Sunday, July 7, 2019

Strangers To Our Strange Land: The Vietnamese Boat People in Ulster

Vietnamese Boat People, Ireland, Northern Ireland


Some posts ago I considered the lifepaths of two professional West German businessmen - Thomas Niedermeyer and Werner Heubeck - whose careers brought them to the North East corner of  Ireland in the Seventies during years of unrelenting violence and unrestrained madness. The fate of the former - along with his wife and children - casting a pall of dark shame over the entire island to this day.

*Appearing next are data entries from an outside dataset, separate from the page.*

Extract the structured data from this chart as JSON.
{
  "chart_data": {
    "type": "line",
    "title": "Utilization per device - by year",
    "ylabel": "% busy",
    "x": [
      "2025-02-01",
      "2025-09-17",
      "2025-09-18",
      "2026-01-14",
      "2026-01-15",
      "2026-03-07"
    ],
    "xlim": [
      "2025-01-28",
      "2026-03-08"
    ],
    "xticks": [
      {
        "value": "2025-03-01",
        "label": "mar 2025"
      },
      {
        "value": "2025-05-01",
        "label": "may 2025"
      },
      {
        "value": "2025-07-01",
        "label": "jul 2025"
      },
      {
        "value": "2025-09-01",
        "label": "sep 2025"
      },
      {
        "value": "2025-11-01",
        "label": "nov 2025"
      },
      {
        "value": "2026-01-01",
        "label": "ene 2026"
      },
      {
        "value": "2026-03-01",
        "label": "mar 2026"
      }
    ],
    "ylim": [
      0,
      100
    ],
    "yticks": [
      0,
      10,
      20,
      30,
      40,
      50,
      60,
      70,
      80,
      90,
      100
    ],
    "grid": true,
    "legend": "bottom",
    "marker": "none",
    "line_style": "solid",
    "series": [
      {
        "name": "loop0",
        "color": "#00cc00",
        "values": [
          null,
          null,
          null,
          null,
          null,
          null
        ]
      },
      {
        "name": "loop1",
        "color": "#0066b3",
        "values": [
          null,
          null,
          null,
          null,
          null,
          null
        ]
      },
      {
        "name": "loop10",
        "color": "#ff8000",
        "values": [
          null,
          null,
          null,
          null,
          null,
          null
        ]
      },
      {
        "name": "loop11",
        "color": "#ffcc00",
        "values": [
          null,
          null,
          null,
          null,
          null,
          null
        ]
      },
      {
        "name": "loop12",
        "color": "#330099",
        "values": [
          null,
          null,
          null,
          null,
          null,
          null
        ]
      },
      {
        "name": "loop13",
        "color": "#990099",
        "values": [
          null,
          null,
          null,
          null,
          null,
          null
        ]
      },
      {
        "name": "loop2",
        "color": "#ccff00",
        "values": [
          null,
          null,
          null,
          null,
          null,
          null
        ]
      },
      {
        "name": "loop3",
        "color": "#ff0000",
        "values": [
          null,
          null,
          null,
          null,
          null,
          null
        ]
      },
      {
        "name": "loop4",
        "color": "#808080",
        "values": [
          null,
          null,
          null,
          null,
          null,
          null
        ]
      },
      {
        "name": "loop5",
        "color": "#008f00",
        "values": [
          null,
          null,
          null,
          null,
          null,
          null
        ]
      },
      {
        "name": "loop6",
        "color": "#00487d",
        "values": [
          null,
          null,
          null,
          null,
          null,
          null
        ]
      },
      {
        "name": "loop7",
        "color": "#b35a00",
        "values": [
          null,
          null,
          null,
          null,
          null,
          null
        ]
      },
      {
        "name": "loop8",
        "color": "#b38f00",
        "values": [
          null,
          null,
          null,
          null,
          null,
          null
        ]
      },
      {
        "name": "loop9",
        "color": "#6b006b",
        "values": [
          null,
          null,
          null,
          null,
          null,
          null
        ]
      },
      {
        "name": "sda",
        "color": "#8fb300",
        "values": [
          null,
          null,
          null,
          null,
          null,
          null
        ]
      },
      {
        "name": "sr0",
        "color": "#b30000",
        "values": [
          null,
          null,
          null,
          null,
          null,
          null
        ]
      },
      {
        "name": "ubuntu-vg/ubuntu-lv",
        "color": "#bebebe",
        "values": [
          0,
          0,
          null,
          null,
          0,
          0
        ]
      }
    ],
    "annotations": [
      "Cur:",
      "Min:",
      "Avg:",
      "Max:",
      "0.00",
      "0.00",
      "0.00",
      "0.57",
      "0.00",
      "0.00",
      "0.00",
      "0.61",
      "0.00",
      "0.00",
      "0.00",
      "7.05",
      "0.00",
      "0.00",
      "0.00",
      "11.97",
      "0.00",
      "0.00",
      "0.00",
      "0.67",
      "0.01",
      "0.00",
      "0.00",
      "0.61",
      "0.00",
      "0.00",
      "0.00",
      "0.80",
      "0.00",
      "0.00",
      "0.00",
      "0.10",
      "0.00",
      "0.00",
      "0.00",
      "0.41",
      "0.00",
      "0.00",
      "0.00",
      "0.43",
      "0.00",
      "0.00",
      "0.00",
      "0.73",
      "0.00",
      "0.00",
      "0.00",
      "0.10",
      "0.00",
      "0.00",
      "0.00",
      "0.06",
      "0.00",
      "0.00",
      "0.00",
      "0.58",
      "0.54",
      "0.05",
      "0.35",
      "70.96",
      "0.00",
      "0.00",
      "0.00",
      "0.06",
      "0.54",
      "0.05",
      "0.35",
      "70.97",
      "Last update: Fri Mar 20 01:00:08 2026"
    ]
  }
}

Another small group of people who shared Ulster's soil in the depths of our very very troubled times were the Vietnamese boat people refugees. Between 1979 and 1981 approximately 60 families were resettled in Northern Ireland - many of whom came to Craigavon in Country Armagh.

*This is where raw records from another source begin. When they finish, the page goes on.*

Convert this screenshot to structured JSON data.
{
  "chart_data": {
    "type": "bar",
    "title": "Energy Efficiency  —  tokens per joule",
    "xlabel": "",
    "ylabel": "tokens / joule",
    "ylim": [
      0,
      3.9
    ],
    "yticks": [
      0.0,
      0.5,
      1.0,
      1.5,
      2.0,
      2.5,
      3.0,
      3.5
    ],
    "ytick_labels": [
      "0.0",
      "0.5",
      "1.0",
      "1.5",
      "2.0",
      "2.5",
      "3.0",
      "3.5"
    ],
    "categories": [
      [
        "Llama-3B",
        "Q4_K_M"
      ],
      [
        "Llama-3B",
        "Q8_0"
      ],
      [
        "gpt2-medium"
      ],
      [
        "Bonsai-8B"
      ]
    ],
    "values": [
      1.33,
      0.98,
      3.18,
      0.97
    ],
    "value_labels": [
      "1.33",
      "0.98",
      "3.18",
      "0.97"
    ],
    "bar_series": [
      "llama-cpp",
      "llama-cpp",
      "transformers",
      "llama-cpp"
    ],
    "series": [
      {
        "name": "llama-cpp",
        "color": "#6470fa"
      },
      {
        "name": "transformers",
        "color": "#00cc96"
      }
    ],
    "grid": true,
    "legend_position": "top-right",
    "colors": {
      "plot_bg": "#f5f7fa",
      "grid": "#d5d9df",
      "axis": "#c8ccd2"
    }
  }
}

Recently I have finished reading Max Hastings' lengthy 2018 history of the Vietnam War and also watched the acclaimed Ken Burns PBS documentary series on the conflict that was produced the previous year. A decade ago I visited that country myself and saw many of the associated historical sites not only in Ho Chi Minh City and Hanoi but also at Hue, My Lai and in the former Demilitarised Zone. Approximately 800,000 fled Vietnam by sea  in the two decades following the 1975 fall of Saigon - over 11,000 would come to Britain from Hong Kong camps.

In hindsight the destination of Craigavon for some of the boat people appears extraordinarily strange with regard to the acute town planning and infrastructural difficulties affecting all British New Towns in the period let alone the sole Ulster model. This was analysed in depth in Newton Emerson's superb 2012 BBC documentary Lost City of Craigavon. Even the choice of name for the new modernist conurbation between Portadown and Lurgan - that of Northern Ireland's first Prime Minister and the earlier organisational genius behind the original Ulster Volunteer Force of 1912  - had  garnered as much sectarian controversy in the late Sixties as Stormont's decision to site a new university at Coleraine instead of Derry City.

The story of the boat people in Northern Ireland was recalled in a BBC news feature in 2014 on the 35th anniversary of their arrival.  It references the culture shock awaiting all by way of the local carb-heavy folk cuisine, inclement weather patterns and heavy British military footfall. Language barriers and the regional unemployment problem were major drawbacks to ease of settlement.

There was also the juxtaposition of a warm civic and community welcome in Craigavon with their being made targets of lowlife hood activity. In fact an article on the AgendaNI website notes original government plans to place the refugees in a part of North Belfast where the author himself grew up. I can readily confirm that it was then an exceptionally volatile district by way of paramilitarism and interface tension. Many of the families placed in Northern Ireland would leave within the next two decades - the extremely talented Dungannon photographer Victor Sloan capturing some wonderful images of the Vietnamese community in Craigavon at the time.

Over the past few months in Ulster the deaths of two leading Republican paramilitary commanders from the Seventies, a veteran Sixties civil rights leader and a victims campaigner has underscored - by way of the digital trail of public commentaries - just how deep the psychological transition in the North is now running on historical legacy issues despite the stagnant political culture. Thus in similarly reinvigorated regard, the arrival of those Vietnamese families in Ulster may be recalled in disparate respects within the complex social history of Northern Ireland and as set against that three-decade battle for contested and shared space.

Firstly the Vietnamese arrival marked a very rare demographic influx within what was still in the Seventies and Eighties an overwhelmingly monocultural society bar the Chinese community in Greater Belfast, a dwindling Jewish population and small numbers of South Asians.

In turn, for all the horrendous murder and carnage that was wrought on the civilian population of Ulster for thirty years  - let alone across the county of Armagh - the Vietnamese who came to Ireland's shores were escaping unimaginable levels of sustained industrial horror and were victims of a political betrayal that dwarfed anything the Protestants and Catholics perceived to have been inflicted upon them by the policy dictates of Stormont, Westminster or Dublin. Hence even in the context of Ulster, their suffering was sobering and unfathomable.

Lastly, the refugees experienced both sides of the archetypal Northern Irish life experience in terms of a genuinely friendly and empathetic welcome and alas an unfortunate interface with the anti-social goon behaviour that the country excelled at for so long as European market leaders.

Vanguard politician Bill Craig once reflected in 1975 that fundamentally the conflict was due to an accident of history beyond the complex catalysts and solutions rendered. The same base essential relates to the position of the South Vietnamese within Indochinese geopolitics in the third quarter of the 20th Century.

Just a few hundred of them were to make their way from their beautiful yet troubled country in the tropics to an Atlantic island where bloody historical payback played out across a landscape of extraordinary physical grace. Whether they stayed or passed through Northern Ireland I hope life has been very kind to all of them.